We're discussing this pretty heavily in the Brexit thread!
 
Doesn't surprise me... I always got an Ayn Rand-ish vibe from Bruce. I think he's more pro-individual autonomy / self-determination (and thus, anti big-government / big-regs) than a traditional conservative. At least in the social sense.

And maybe (pure conjecture) his cancer scare helped harden his political views? Did he rely on "socialized" medicine? Or, like lots of rich people, did he stroke a big, fat check & hire Docs / healthcare on his own? That could be a factor, too...
 
Bruce almost certainly has private healthcare.
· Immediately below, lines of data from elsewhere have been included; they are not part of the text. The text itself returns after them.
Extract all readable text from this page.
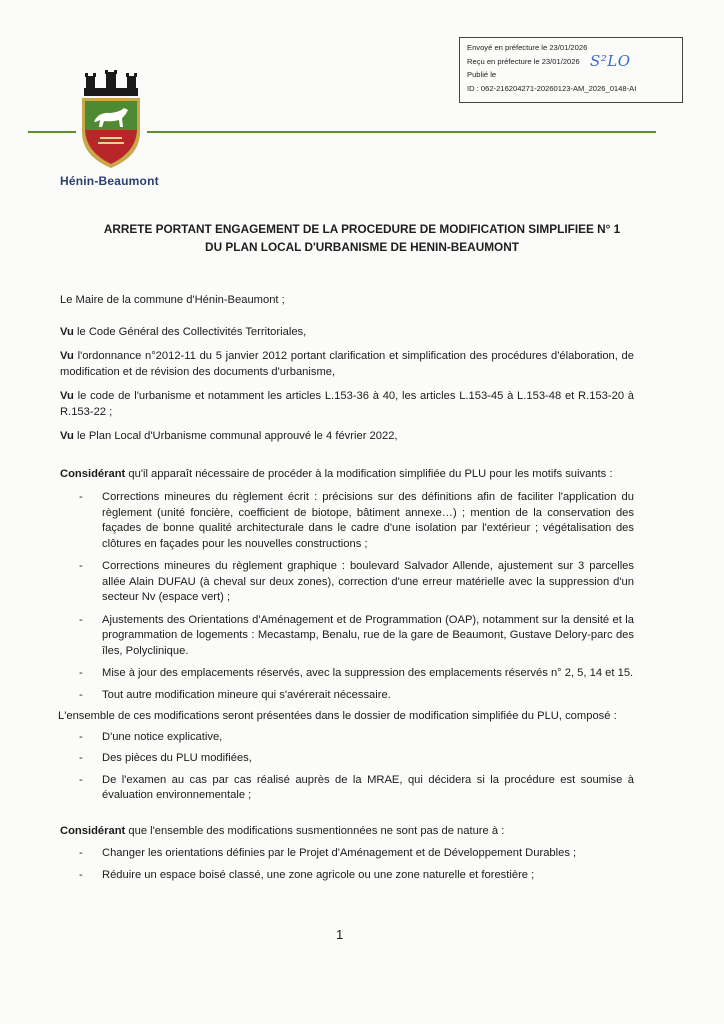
Envoyé en préfecture le 23/01/2026
Reçu en préfecture le 23/01/2026
Publié le
ID : 062-216204271-20260123-AM_2026_0148-AI
S²LO
Hénin-Beaumont
ARRETE PORTANT ENGAGEMENT DE LA PROCEDURE DE MODIFICATION SIMPLIFIEE N° 1
DU PLAN LOCAL D'URBANISME DE HENIN-BEAUMONT

Le Maire de la commune d'Hénin-Beaumont ;

Vu le Code Général des Collectivités Territoriales,

Vu l'ordonnance n°2012-11 du 5 janvier 2012 portant clarification et simplification des procédures d'élaboration, de modification et de révision des documents d'urbanisme,

Vu le code de l'urbanisme et notamment les articles L.153-36 à 40, les articles L.153-45 à L.153-48 et R.153-20 à R.153-22 ;

Vu le Plan Local d'Urbanisme communal approuvé le 4 février 2022,

Considérant qu'il apparaît nécessaire de procéder à la modification simplifiée du PLU pour les motifs suivants :

- Corrections mineures du règlement écrit : précisions sur des définitions afin de faciliter l'application du règlement (unité foncière, coefficient de biotope, bâtiment annexe…) ; mention de la conservation des façades de bonne qualité architecturale dans le cadre d'une isolation par l'extérieur ; végétalisation des clôtures en façades pour les nouvelles constructions ;
- Corrections mineures du règlement graphique : boulevard Salvador Allende, ajustement sur 3 parcelles allée Alain DUFAU (à cheval sur deux zones), correction d'une erreur matérielle avec la suppression d'un secteur Nv (espace vert) ;
- Ajustements des Orientations d'Aménagement et de Programmation (OAP), notamment sur la densité et la programmation de logements : Mecastamp, Benalu, rue de la gare de Beaumont, Gustave Delory-parc des îles, Polyclinique.
- Mise à jour des emplacements réservés, avec la suppression des emplacements réservés n° 2, 5, 14 et 15.
- Tout autre modification mineure qui s'avérerait nécessaire.

L'ensemble de ces modifications seront présentées dans le dossier de modification simplifiée du PLU, composé :

- D'une notice explicative,
- Des pièces du PLU modifiées,
- De l'examen au cas par cas réalisé auprès de la MRAE, qui décidera si la procédure est soumise à évaluation environnementale ;

Considérant que l'ensemble des modifications susmentionnées ne sont pas de nature à :

- Changer les orientations définies par le Projet d'Aménagement et de Développement Durables ;
- Réduire un espace boisé classé, une zone agricole ou une zone naturelle et forestière ;
1
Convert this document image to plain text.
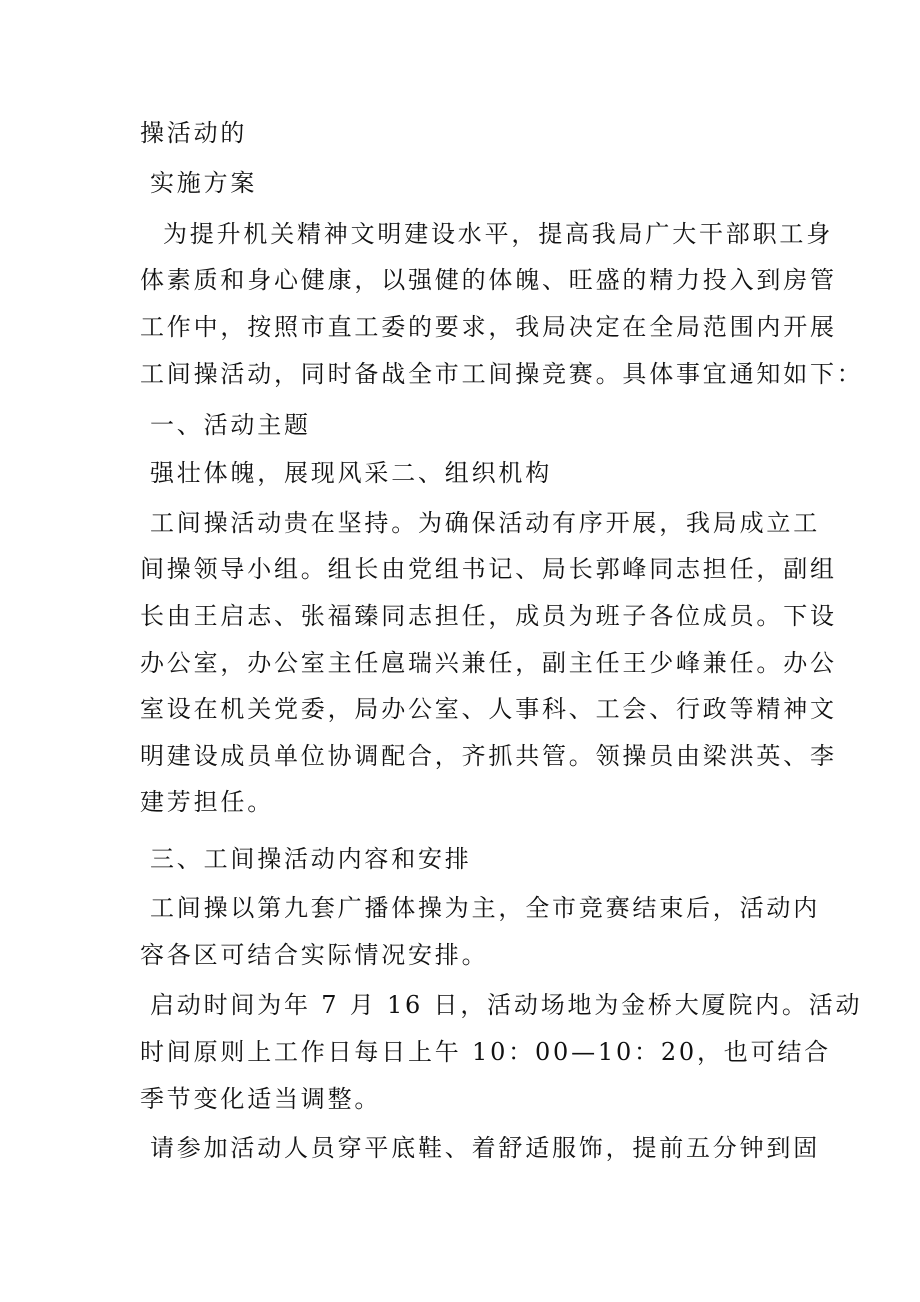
操活动的
实施方案
为提升机关精神文明建设水平，提高我局广大干部职工身
体素质和身心健康，以强健的体魄、旺盛的精力投入到房管
工作中，按照市直工委的要求，我局决定在全局范围内开展
工间操活动，同时备战全市工间操竞赛。具体事宜通知如下：
一、活动主题
强壮体魄，展现风采二、组织机构
工间操活动贵在坚持。为确保活动有序开展，我局成立工
间操领导小组。组长由党组书记、局长郭峰同志担任，副组
长由王启志、张福臻同志担任，成员为班子各位成员。下设
办公室，办公室主任扈瑞兴兼任，副主任王少峰兼任。办公
室设在机关党委，局办公室、人事科、工会、行政等精神文
明建设成员单位协调配合，齐抓共管。领操员由梁洪英、李
建芳担任。
三、工间操活动内容和安排
工间操以第九套广播体操为主，全市竞赛结束后，活动内
容各区可结合实际情况安排。
启动时间为年 7 月 16 日，活动场地为金桥大厦院内。活动
时间原则上工作日每日上午 10：00—10：20，也可结合
季节变化适当调整。
请参加活动人员穿平底鞋、着舒适服饰，提前五分钟到固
Bear in mind, though, he's coming from a British political and business tradition, so equating his stance with current American political ideas might be adding meanings that aren't there.
 
I think it's more likely Bruce simply believes that Brexit will #MBGA. He's wrong - Britain's greatness died incrementally after the war until its capacity to be a great power was eventually killed off during the 70s and 80s. But he was born in a mining town in '58, after all, and grew up with visions of the UK's world dominance being spun to him.
 
Well nobody gonna MBGA in that way because the Empire is no more. I agree with harrisdevot that Dickinson's point isn't clear and his presentation confusing - he seems to present a number of slightly related hypotheses on UK<->EU relationship and most of them are flawed.